FRAMINGHAM (07/13/2000) - The U.S. Senate yesterday voted 86-11 to reduce from six months to 60 days the time it takes to approve new export controls for high-performance computers. It mirrors a similar vote by the U.S. House of Representatives in May.
The move was hailed by the U.S. computer industry, which has argued for years that controls on the export of high-performance computers are cumbersome, too slow to reflect new technology and, in many cases, unnecessary.
"This is a giant leap forward in the right direction," said Connie Correll, a spokeswoman for the Information Technology Industry Council in Washington.
"It's what we were focusing on getting done this year. Longer term, we will be trying to reform the entire export control system because it doesn't keep pace with technology."
"Most people in industry think the review period doesn't make any sense at all, but 180 days was absolutely ridiculous," said Ed Black, CEO of the Computer & Communications Industry Association in Washington. He called export controls on mass-produced, high-end desktop systems "unnecessary and burdensome."
Supporters of strong export controls include those in Congress who believe that putting powerful processors in the hands of unfriendly states will only aid their development of nuclear weapons and other tools of mass destruction.

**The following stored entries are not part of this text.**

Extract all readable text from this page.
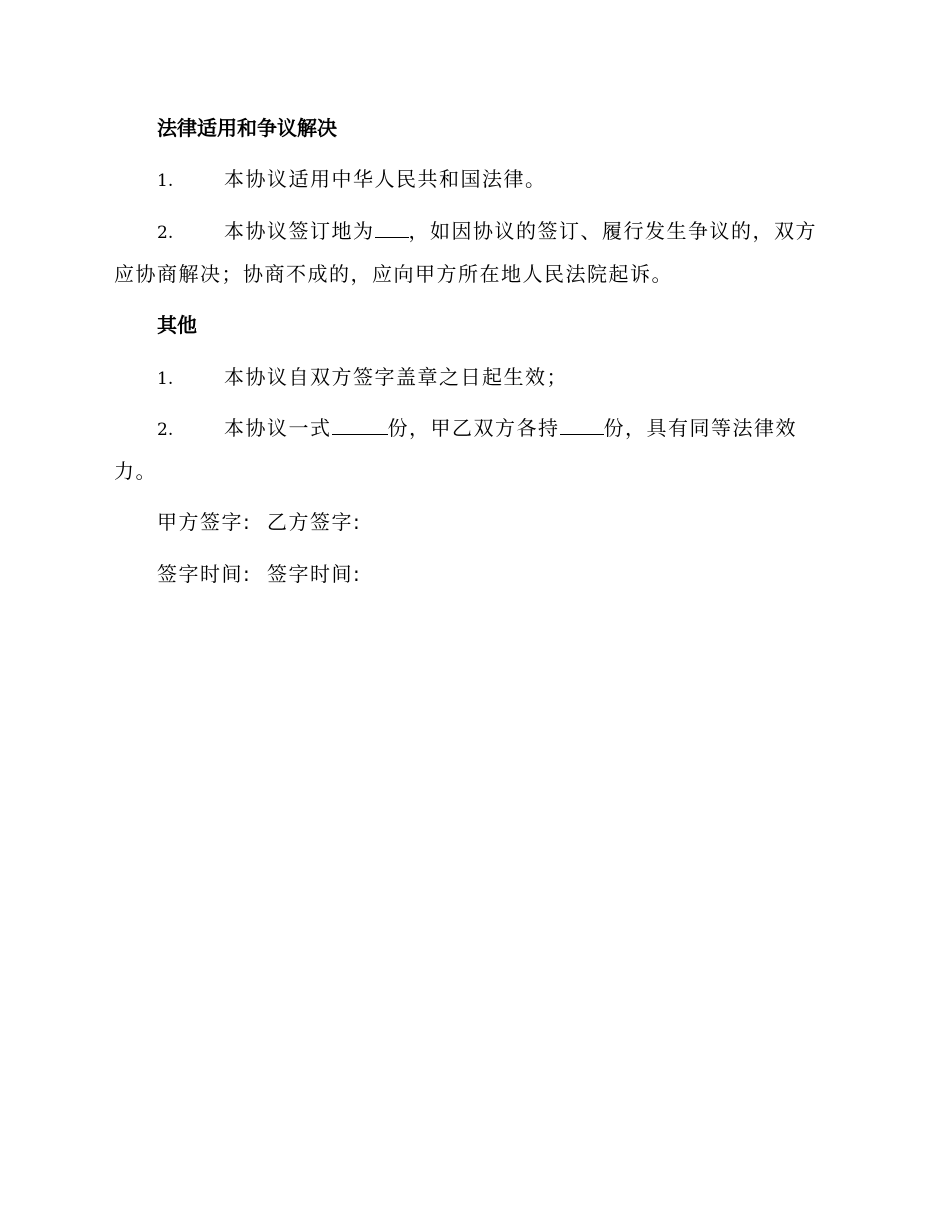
法律适用和争议解决
1.	本协议适用中华人民共和国法律。
2.	本协议签订地为 ，如因协议的签订、履行发生争议的，双方
应协商解决；协商不成的，应向甲方所在地人民法院起诉。
其他
1.	本协议自双方签字盖章之日起生效；
2.	本协议一式	份，甲乙双方各持 份，具有同等法律效
力。
甲方签字: 乙方签字:
签字时间: 签字时间:
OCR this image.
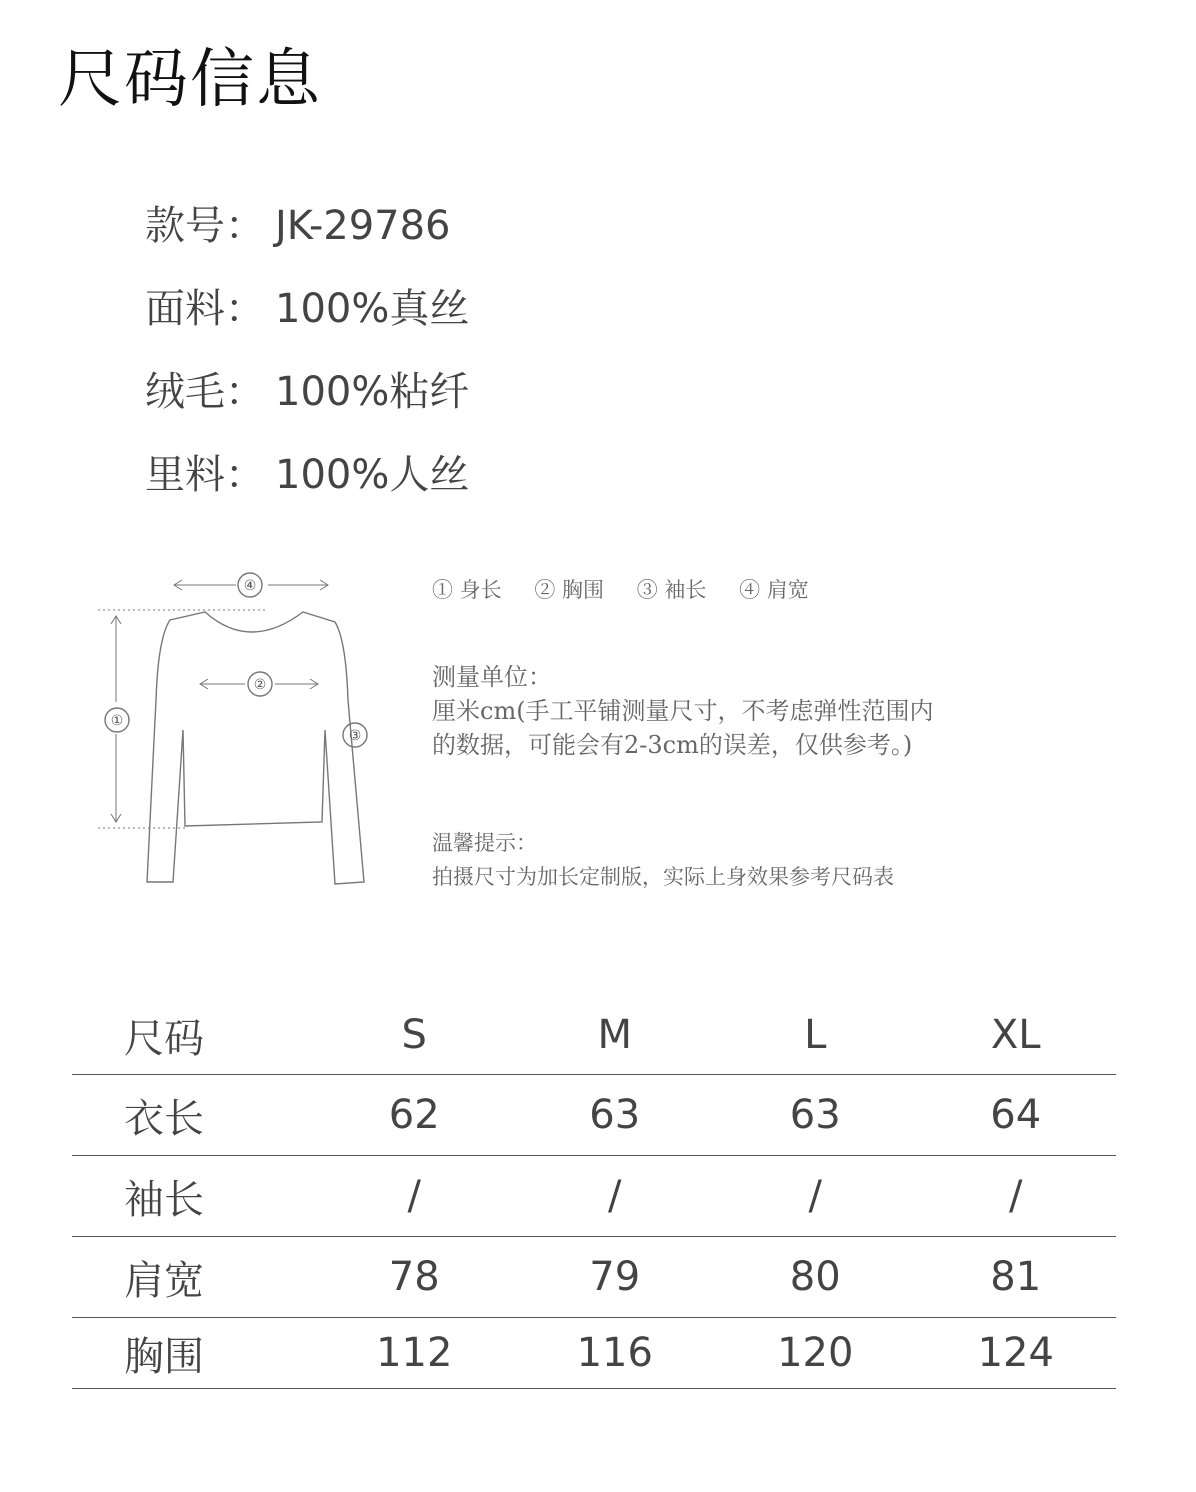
尺码信息
款号： JK-29786
面料： 100%真丝
绒毛： 100%粘纤
里料： 100%人丝
④
②
①
③
① 身长 ② 胸围 ③ 袖长 ④ 肩宽
测量单位：
厘米cm(手工平铺测量尺寸，不考虑弹性范围内
的数据，可能会有2-3cm的误差，仅供参考。)
温馨提示：
拍摄尺寸为加长定制版，实际上身效果参考尺码表
尺码	S	M	L	XL
衣长	62	63	63	64
袖长	/	/	/	/
肩宽	78	79	80	81
胸围	112	116	120	124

Periodically, the administration recommends raising the performance levels beyond which computers may not be freely exported to nations deemed unfriendly to the U.S., such as Iraq and North Korea. Existing law gives Congress 180 days to approve the new limits. The new 60-day review period, which is likely to be signed into law by President Clinton, would make U.S. computer makers more competitive in global markets where foreign computer companies face less stringent export controls.